Et nous ne savons pas appréhender cet outil. Même ceux dont les métiers sont directement impliqués ont du mal à le concevoir. Et c'est cette immensité, cet espace de liberté quasi-total et inédit qui fait peur. Peur à ceux qui ne veulent pas essayer, qui subissent ce changement sans avoir rien demandé et qui, au final, renoncent et veulent détruire cette "boite de Pandore" qui les menace soit directement (commercialement, politiquement...), indirectement et/ou irrationnellement. Alors on considère Internet (enfin, le Web particulièrement) comme une "drogue" à laquelle les intégrés seraient "accrocs", comme une menace pour "l'économie réelle" et contre "la liberté d'expression" par son effet négatif sur la presse papier historique (cette même presse papier totalement dépendante des subventions étatiques et du bon vouloir de leurs entreprises actionnaires, voilà pour "l'indépendance" et la "liberté"), responsable du "piratage" par "incitation au téléchargement illégal".

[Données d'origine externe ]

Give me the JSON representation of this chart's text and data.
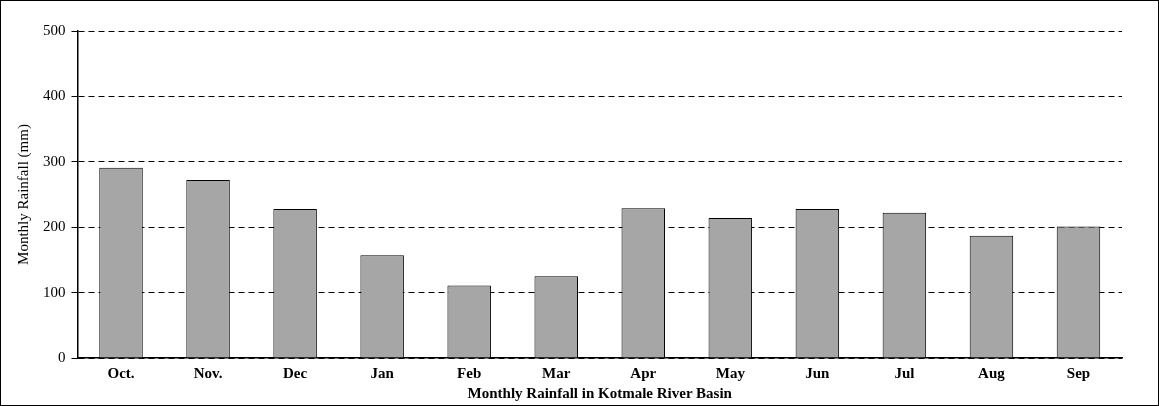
{
  "chart_data": {
    "type": "bar",
    "xlabel": "Monthly Rainfall in Kotmale River Basin",
    "ylabel": "Monthly Rainfall (mm)",
    "categories": [
      "Oct.",
      "Nov.",
      "Dec",
      "Jan",
      "Feb",
      "Mar",
      "Apr",
      "May",
      "Jun",
      "Jul",
      "Aug",
      "Sep"
    ],
    "values": [
      291,
      272,
      228,
      157,
      111,
      125,
      229,
      214,
      228,
      222,
      187,
      201
    ],
    "color": "#a6a6a6",
    "ylim": [
      0,
      500
    ],
    "yticks": [
      0,
      100,
      200,
      300,
      400,
      500
    ],
    "grid": "y"
  }
}
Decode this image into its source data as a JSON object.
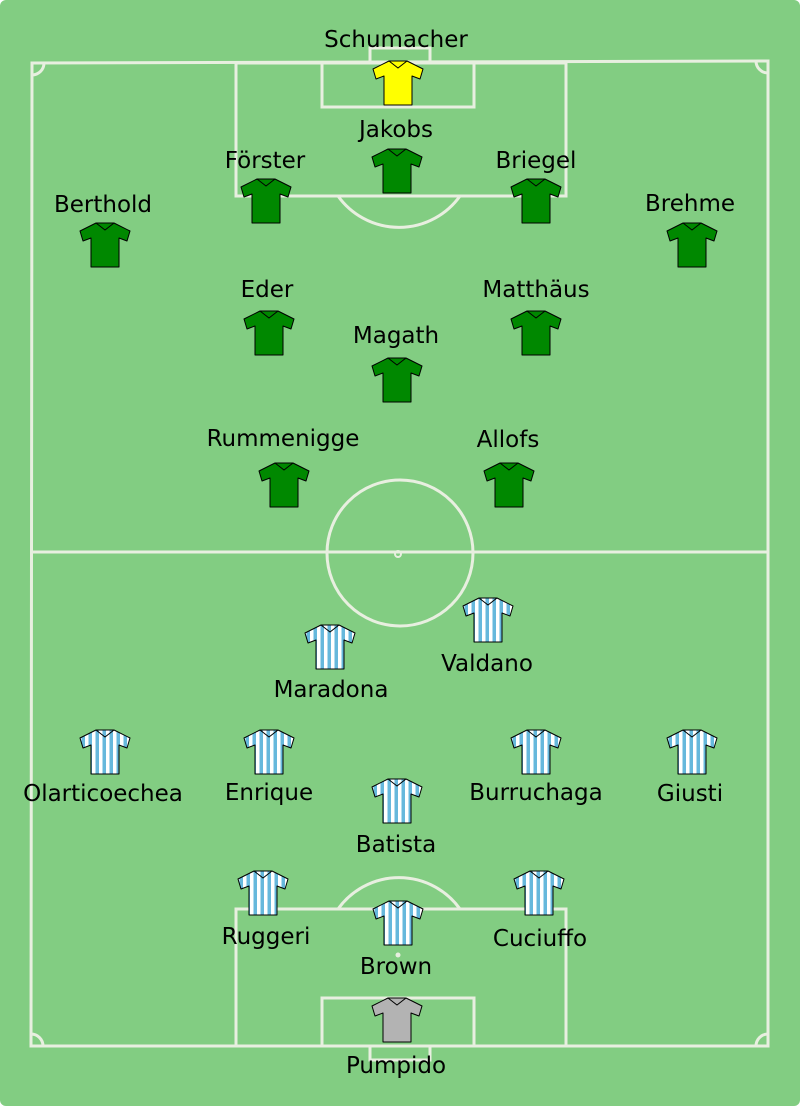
{
  "colors": {
    "pitch": "#82cd82",
    "lines": "#e8efe0",
    "germany_kit": "#008800",
    "germany_goalkeeper_kit": "#ffff00",
    "argentina_stripe_light": "#ffffff",
    "argentina_stripe_blue": "#66b8dc",
    "argentina_goalkeeper_kit": "#b3b3b3"
  },
  "germany": {
    "players": [
      {
        "name": "Schumacher",
        "role": "goalkeeper"
      },
      {
        "name": "Jakobs",
        "role": "outfield"
      },
      {
        "name": "Förster",
        "role": "outfield"
      },
      {
        "name": "Briegel",
        "role": "outfield"
      },
      {
        "name": "Berthold",
        "role": "outfield"
      },
      {
        "name": "Brehme",
        "role": "outfield"
      },
      {
        "name": "Eder",
        "role": "outfield"
      },
      {
        "name": "Matthäus",
        "role": "outfield"
      },
      {
        "name": "Magath",
        "role": "outfield"
      },
      {
        "name": "Rummenigge",
        "role": "outfield"
      },
      {
        "name": "Allofs",
        "role": "outfield"
      }
    ]
  },
  "argentina": {
    "players": [
      {
        "name": "Valdano",
        "role": "outfield"
      },
      {
        "name": "Maradona",
        "role": "outfield"
      },
      {
        "name": "Olarticoechea",
        "role": "outfield"
      },
      {
        "name": "Enrique",
        "role": "outfield"
      },
      {
        "name": "Burruchaga",
        "role": "outfield"
      },
      {
        "name": "Giusti",
        "role": "outfield"
      },
      {
        "name": "Batista",
        "role": "outfield"
      },
      {
        "name": "Ruggeri",
        "role": "outfield"
      },
      {
        "name": "Cuciuffo",
        "role": "outfield"
      },
      {
        "name": "Brown",
        "role": "outfield"
      },
      {
        "name": "Pumpido",
        "role": "goalkeeper"
      }
    ]
  }
}
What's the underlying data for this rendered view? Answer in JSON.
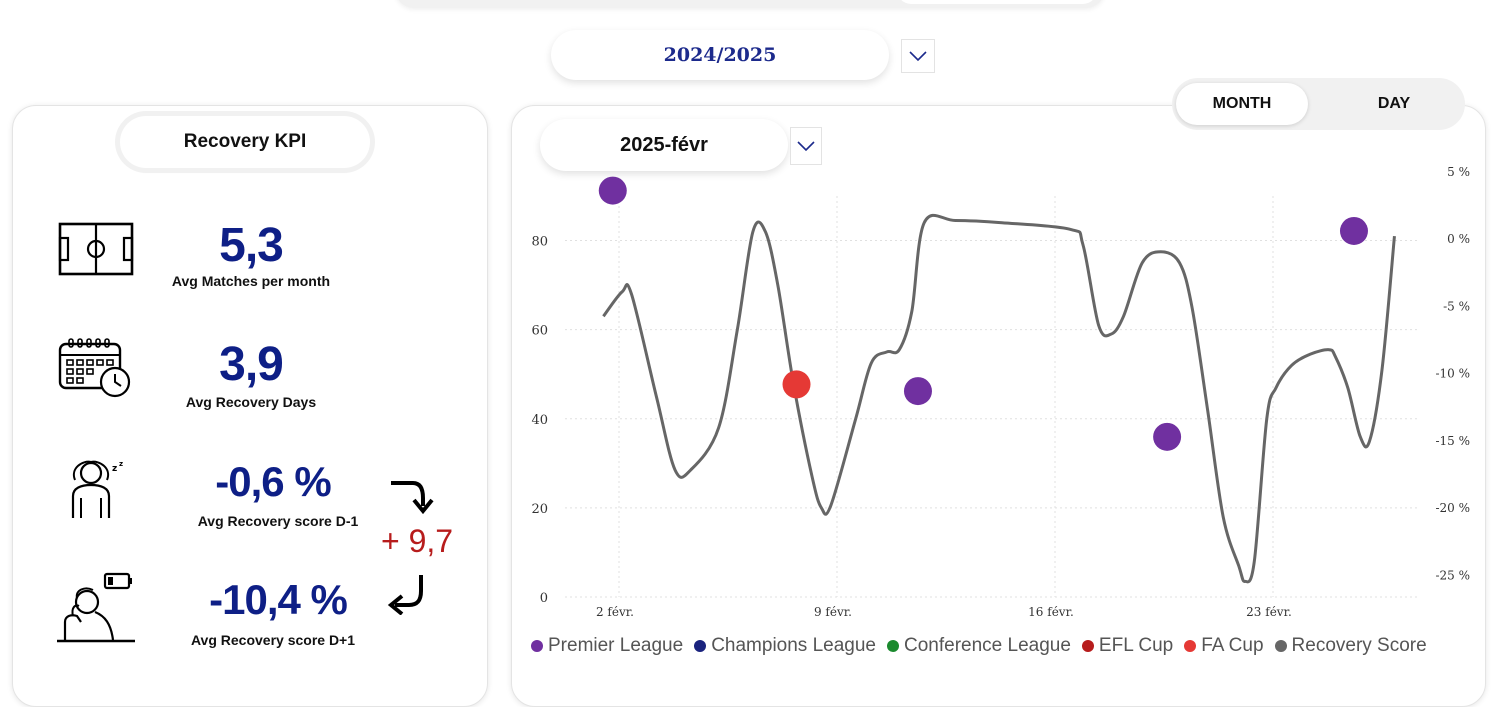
{
  "season": "2024/2025",
  "kpi": {
    "title": "Recovery KPI",
    "matches": {
      "value": "5,3",
      "label": "Avg Matches per month",
      "icon": "football-pitch-icon"
    },
    "recovery_days": {
      "value": "3,9",
      "label": "Avg Recovery Days",
      "icon": "calendar-clock-icon"
    },
    "score_before": {
      "value": "-0,6 %",
      "label": "Avg Recovery score D-1",
      "icon": "sleeping-person-icon"
    },
    "score_after": {
      "value": "-10,4 %",
      "label": "Avg Recovery score D+1",
      "icon": "tired-person-low-battery-icon"
    },
    "difference": "+ 9,7"
  },
  "toggle": {
    "month": "MONTH",
    "day": "DAY",
    "active": "MONTH"
  },
  "month_select": "2025-févr",
  "colors": {
    "premier_league": "#7030a0",
    "champions_league": "#1a237e",
    "conference_league": "#1b8a2e",
    "efl_cup": "#b71c1c",
    "fa_cup": "#e53935",
    "recovery_score": "#666666",
    "kpi_value": "#0e1f86"
  },
  "legend": [
    {
      "name": "Premier League",
      "color": "#7030a0"
    },
    {
      "name": "Champions League",
      "color": "#1a237e"
    },
    {
      "name": "Conference League",
      "color": "#1b8a2e"
    },
    {
      "name": "EFL Cup",
      "color": "#b71c1c"
    },
    {
      "name": "FA Cup",
      "color": "#e53935"
    },
    {
      "name": "Recovery Score",
      "color": "#666666"
    }
  ],
  "chart_data": {
    "type": "line",
    "x_ticks": [
      {
        "label": "2 févr.",
        "day": 2
      },
      {
        "label": "9 févr.",
        "day": 9
      },
      {
        "label": "16 févr.",
        "day": 16
      },
      {
        "label": "23 févr.",
        "day": 23
      }
    ],
    "y_left": {
      "ticks": [
        "0",
        "20",
        "40",
        "60",
        "80"
      ],
      "range": [
        0,
        90
      ]
    },
    "y_right": {
      "ticks": [
        "5 %",
        "0 %",
        "-5 %",
        "-10 %",
        "-15 %",
        "-20 %",
        "-25 %"
      ],
      "range": [
        -26.3,
        3.5
      ]
    },
    "grid": true,
    "legend_position": "bottom",
    "series": [
      {
        "name": "Recovery Score",
        "axis": "left",
        "points": [
          [
            1.5,
            63
          ],
          [
            2.1,
            68.5
          ],
          [
            2.4,
            68
          ],
          [
            3.2,
            45
          ],
          [
            3.8,
            28.5
          ],
          [
            4.3,
            28.5
          ],
          [
            5.2,
            38
          ],
          [
            5.8,
            60
          ],
          [
            6.3,
            82
          ],
          [
            6.7,
            82
          ],
          [
            7.1,
            70
          ],
          [
            7.6,
            48
          ],
          [
            8.2,
            27
          ],
          [
            8.5,
            20
          ],
          [
            8.8,
            20.5
          ],
          [
            9.6,
            40
          ],
          [
            10.1,
            52.5
          ],
          [
            10.6,
            55
          ],
          [
            11.0,
            55.5
          ],
          [
            11.4,
            64
          ],
          [
            11.8,
            84
          ],
          [
            12.8,
            84.5
          ],
          [
            14.3,
            84
          ],
          [
            16.5,
            82.5
          ],
          [
            16.9,
            79
          ],
          [
            17.4,
            61
          ],
          [
            17.8,
            59
          ],
          [
            18.2,
            63
          ],
          [
            18.8,
            75
          ],
          [
            19.4,
            77.5
          ],
          [
            20.0,
            75
          ],
          [
            20.4,
            65
          ],
          [
            20.9,
            42
          ],
          [
            21.4,
            18
          ],
          [
            21.9,
            7
          ],
          [
            22.1,
            3.5
          ],
          [
            22.4,
            8
          ],
          [
            22.8,
            40
          ],
          [
            23.1,
            47
          ],
          [
            23.6,
            52
          ],
          [
            24.2,
            54.5
          ],
          [
            24.8,
            55.5
          ],
          [
            25.0,
            54
          ],
          [
            25.4,
            47
          ],
          [
            25.8,
            36
          ],
          [
            26.1,
            35
          ],
          [
            26.5,
            51
          ],
          [
            26.9,
            81
          ]
        ]
      },
      {
        "name": "Premier League",
        "axis": "right",
        "points": [
          [
            1.8,
            3.9
          ],
          [
            11.6,
            -11
          ],
          [
            19.6,
            -14.4
          ],
          [
            25.6,
            0.9
          ]
        ]
      },
      {
        "name": "FA Cup",
        "axis": "right",
        "points": [
          [
            7.7,
            -10.5
          ]
        ]
      }
    ]
  }
}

Alors que faire, nous qui sommes au mieux mal équipés au pire désarmés ? La réponse est à la fois évidente et complexe. J'ai passé mon temps à décrire un outil numérique, Internet, qui permet l'interconnexion des réseaux. Utilisons le pour nous l'approprier ! Explorons les possibilités, tâtonnons, ouvrons-nous, inventons nos propres méthodes, à nous adapter sans cesse... Apprenons à marcher dans cette nouvelle réalité, celle qui, en définitive, impose de ne jamais rien croire sur parole, de s'investir, de vérifier, à toujours évoluer, s'adapter, de prioriser, de s'inventer, de se créer. Car nous n'existons que par le regard des autres. En définitive, la "fusion du numérique et du physique" oblige à se frayer seul un chemin dans un monde commun en s'appuyant sur ses interactions multiples avec les autres. Les plus curieux s'en sortiront donc mieux et plus facilement que ceux qui attendent qu'on leur trace un chemin. C'est donc non seulement un nouveau monde à réapprendre mais aussi une toute nouvelle dimension sociale à forger.